Of course, they get nowhere. But the foreshadowing has been put in place in a narrative that marches towards its election-year climax with almost novelistic inevitability. Like Citizenfour, Risk unfolds in verite-style encounters, while Assange consults with his mostly female team of attorneys, holds spin meetings with the WikiLeaks staff, plots legal and publicity strategies and, at one point, has his hair cut while watching a K-pop video as his adoring minions look on with awed smiles.
What emerges from these sessions isn’t terribly different from the depiction Alex Gibney provided in his jaundiced 2013 WikiLeaks documentary We Steal Secrets. As in that film, Assange is shown here to be a self-dramatising, purposefully enigmatic figure who, regardless of vaunted rhetoric about principles and praxis, often seems compromised by the same moral arrogance and unaccountability he decries in his opponents. At the film’s most surreal moment, by which time Assange has claimed asylum in London, Lady Gaga pays her respects and films an inane interview, peppered with questions about his favourite food and who’s “after” him.
Assange replies with a long list, mostly comprising US government agencies, as well as Swedish authorities, who will probably allow him to be extradited to America should he return to that country. Risk devotes a lot of time to that quandary, capturing Assange at his most misogynistic during a strategy session with one of his attorneys. Poitras, who presented a far more pro-Assange version of the film at Cannes last year, admits at one point that “the lines have become blurred,” adding, “I thought I could ignore the contradictions. ... I was so wrong. They are becoming the story.”
Risk is heavy on the psychodrama between the film-maker and her subject — Poitras regularly regales viewers with the dreams she has about Assange — reaching its dramatic climax when Assange decides to release damaging DNC emails last July. As he weighs which candidate is more deserving of being harmed, it’s as if Charlie Chaplin’s Great Dictator is dandling an inflatable globe on his knee. On the one hand, he observes, Trump might have some unsavoury business dealings in his past. On the other, Clinton clearly “has got it in for me”. And here we are.
These scenes offer chilling evidence of Poitras’ change of heart regarding Assange, who might have started out as an admirable warrior for pure transparency but who evolves in the course of the film into a smug, self-righteous megalomaniac. Even more sobering, though, is Poitras’ disclosure late in the film that she committed a serious boundary violation in the course of filming, an ill-advised relationship that casts serious doubt on her judgement and credibility. Her admission is too little, too late, and raises far more questions than it answers, suggesting that Poitras is either unwilling or unable to contend with the contradictions she so elegantly invoked moments earlier.

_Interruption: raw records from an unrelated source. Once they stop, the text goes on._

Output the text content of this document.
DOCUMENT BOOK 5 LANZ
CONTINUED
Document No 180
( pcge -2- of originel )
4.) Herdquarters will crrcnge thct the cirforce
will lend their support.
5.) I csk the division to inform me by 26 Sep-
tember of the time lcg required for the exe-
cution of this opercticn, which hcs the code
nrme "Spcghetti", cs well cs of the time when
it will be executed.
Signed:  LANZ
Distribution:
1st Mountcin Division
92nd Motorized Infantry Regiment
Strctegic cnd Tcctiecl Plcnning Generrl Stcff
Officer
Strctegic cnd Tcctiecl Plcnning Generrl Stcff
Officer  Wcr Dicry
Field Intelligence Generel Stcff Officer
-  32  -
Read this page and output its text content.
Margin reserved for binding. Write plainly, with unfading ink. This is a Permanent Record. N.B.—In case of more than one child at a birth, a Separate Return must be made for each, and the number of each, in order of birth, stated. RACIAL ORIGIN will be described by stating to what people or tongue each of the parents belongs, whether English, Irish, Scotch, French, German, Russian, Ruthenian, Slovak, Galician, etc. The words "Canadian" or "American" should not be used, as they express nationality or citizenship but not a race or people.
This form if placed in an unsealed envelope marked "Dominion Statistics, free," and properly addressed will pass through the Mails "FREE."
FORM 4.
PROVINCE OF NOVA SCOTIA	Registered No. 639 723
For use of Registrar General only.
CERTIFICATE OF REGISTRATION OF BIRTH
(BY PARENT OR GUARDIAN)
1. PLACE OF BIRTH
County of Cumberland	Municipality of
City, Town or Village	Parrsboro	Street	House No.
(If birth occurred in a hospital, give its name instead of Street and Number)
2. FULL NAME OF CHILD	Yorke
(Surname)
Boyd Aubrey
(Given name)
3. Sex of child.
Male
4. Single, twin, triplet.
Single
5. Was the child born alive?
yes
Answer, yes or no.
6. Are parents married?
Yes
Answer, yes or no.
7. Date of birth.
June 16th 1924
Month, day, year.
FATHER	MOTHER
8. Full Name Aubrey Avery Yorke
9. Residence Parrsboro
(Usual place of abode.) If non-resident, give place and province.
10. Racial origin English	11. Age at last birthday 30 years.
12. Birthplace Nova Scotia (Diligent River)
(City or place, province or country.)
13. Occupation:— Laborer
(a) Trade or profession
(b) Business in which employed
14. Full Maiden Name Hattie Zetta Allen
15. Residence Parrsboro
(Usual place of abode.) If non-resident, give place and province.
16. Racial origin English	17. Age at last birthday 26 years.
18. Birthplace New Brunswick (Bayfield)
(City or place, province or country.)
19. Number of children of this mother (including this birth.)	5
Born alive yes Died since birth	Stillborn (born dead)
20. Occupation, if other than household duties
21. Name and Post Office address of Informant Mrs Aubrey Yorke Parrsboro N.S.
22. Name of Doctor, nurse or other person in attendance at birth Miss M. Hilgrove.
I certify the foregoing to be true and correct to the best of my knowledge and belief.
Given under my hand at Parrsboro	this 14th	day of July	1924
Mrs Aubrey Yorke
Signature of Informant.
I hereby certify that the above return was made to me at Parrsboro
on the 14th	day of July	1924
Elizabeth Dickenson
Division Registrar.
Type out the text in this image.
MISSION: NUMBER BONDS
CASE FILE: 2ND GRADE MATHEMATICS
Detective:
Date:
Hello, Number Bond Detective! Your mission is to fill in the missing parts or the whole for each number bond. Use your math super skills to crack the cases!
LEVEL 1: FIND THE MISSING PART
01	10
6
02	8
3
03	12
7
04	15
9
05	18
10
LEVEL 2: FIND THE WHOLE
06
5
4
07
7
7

Risk raises deep misgivings about its subject and its maker. But it’s still queasily, compulsively watchable — and probably necessary, if only as a cautionary example of how ethics, objectivity and agendas come into play in non-fiction film-making.
One of the chief goals of documentarians is to invest the audience emotionally with otherwise dry subject matter. There’s no denying that Risk achieves that aim, even if the cardinal feelings viewers walk away with are confusion, betrayal and an unshakeable sense of unease. Here we are, indeed.